Replace Codex CLI dependency with native Claude Code agents:
1.**Create `codeflash-pr-review` agent** — adapts codex adversarial review prompt for Claude, with attack surface taxonomy and structured JSON output. Focused on general PR review (not optimization-specific like existing `codeflash-review` agent).
3.**Add review output schema** to `agents/references/shared/review-output.schema.json`.
4.**Create stop-review-gate hook** — uses the stop-review-gate prompt concept, still powered by Codex CLI (OpenAI models are better reviewers, Claude is better at implementing the fixes).
Formalize the game theory patterns already implicit in the plugin — currently agents discover payoffs empirically through the experiment loop; this phase adds reasoning about expected value *before* trying strategies.
1.**Payoff matrix from history** — parse `results.tsv` across sessions to build a strategy × target-pattern payoff matrix. E.g., "container swap on dict-heavy hot path → 85% chance of ≥10% speedup". Agents consult this before choosing their first move instead of always following a fixed rotation order.
2.**Strategy selection with priors** — domain agents use accumulated payoff data to rank strategies by expected value for the current target's profile signature, falling back to the default rotation when no history matches.
3.**Cross-domain coalition scoring** — deep agent scores interaction pairs (memory→CPU, structure→memory, etc.) by historical compounding rates from the interaction column in results.tsv. Prioritizes targets where coalition payoff is highest.

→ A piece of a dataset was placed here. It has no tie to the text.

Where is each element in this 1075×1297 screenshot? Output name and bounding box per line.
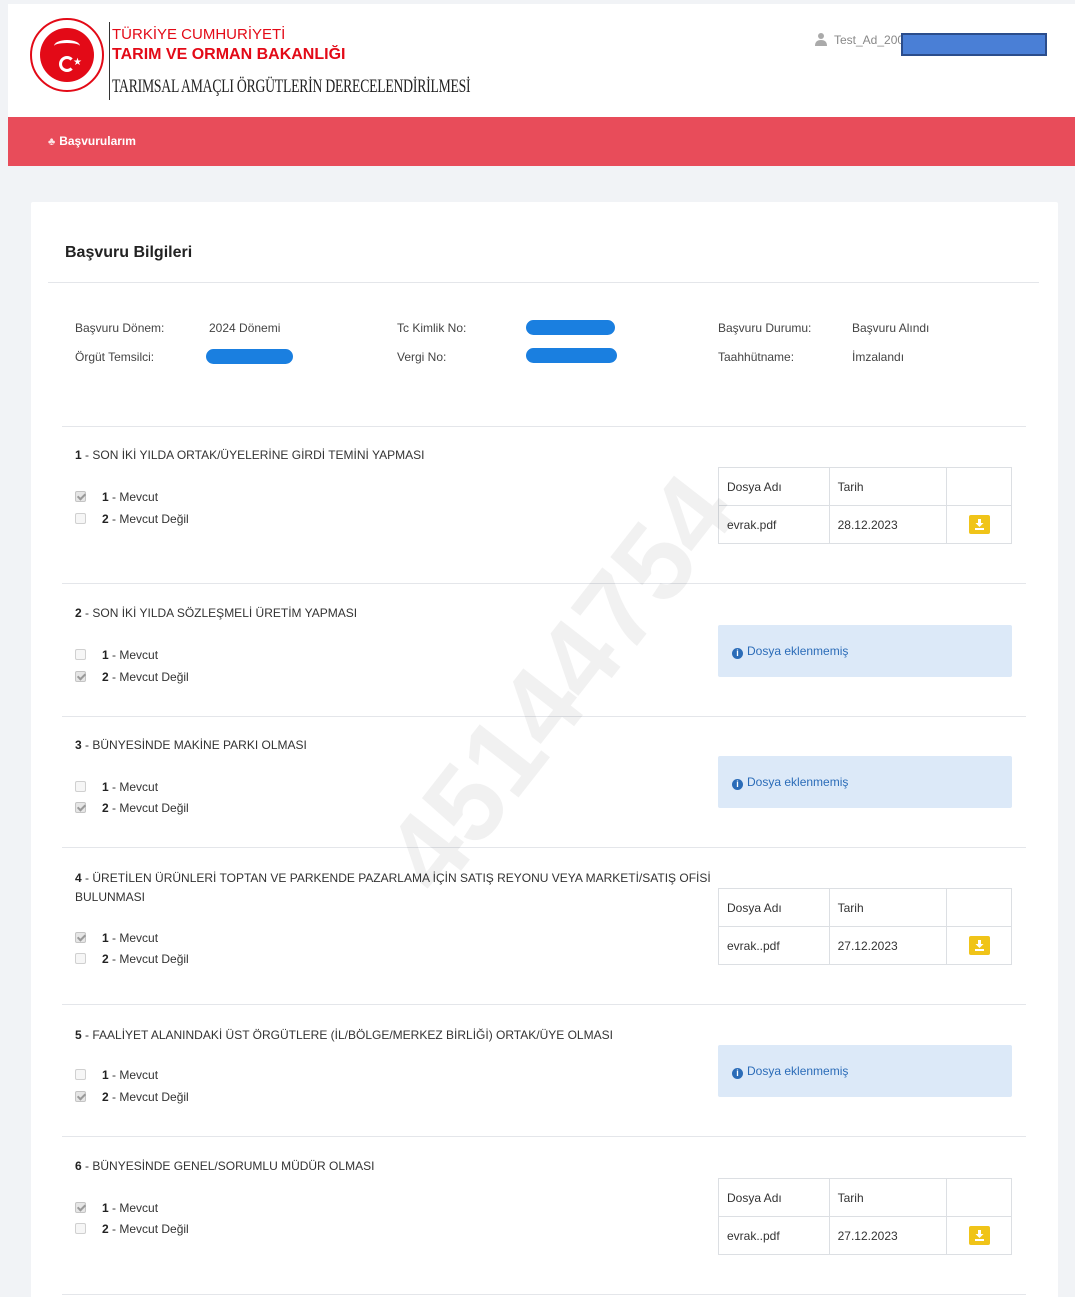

4.**Adaptive exploration budget** — allocate experiment budget per strategy proportional to historical success rate, with a minimum exploration floor (e.g., 20%) for untried strategies to avoid premature convergence.
5.**Feedback loop closure** — after each session, auto-update `learnings.md` with strategy outcomes keyed by target profile signature, so future sessions start with better priors.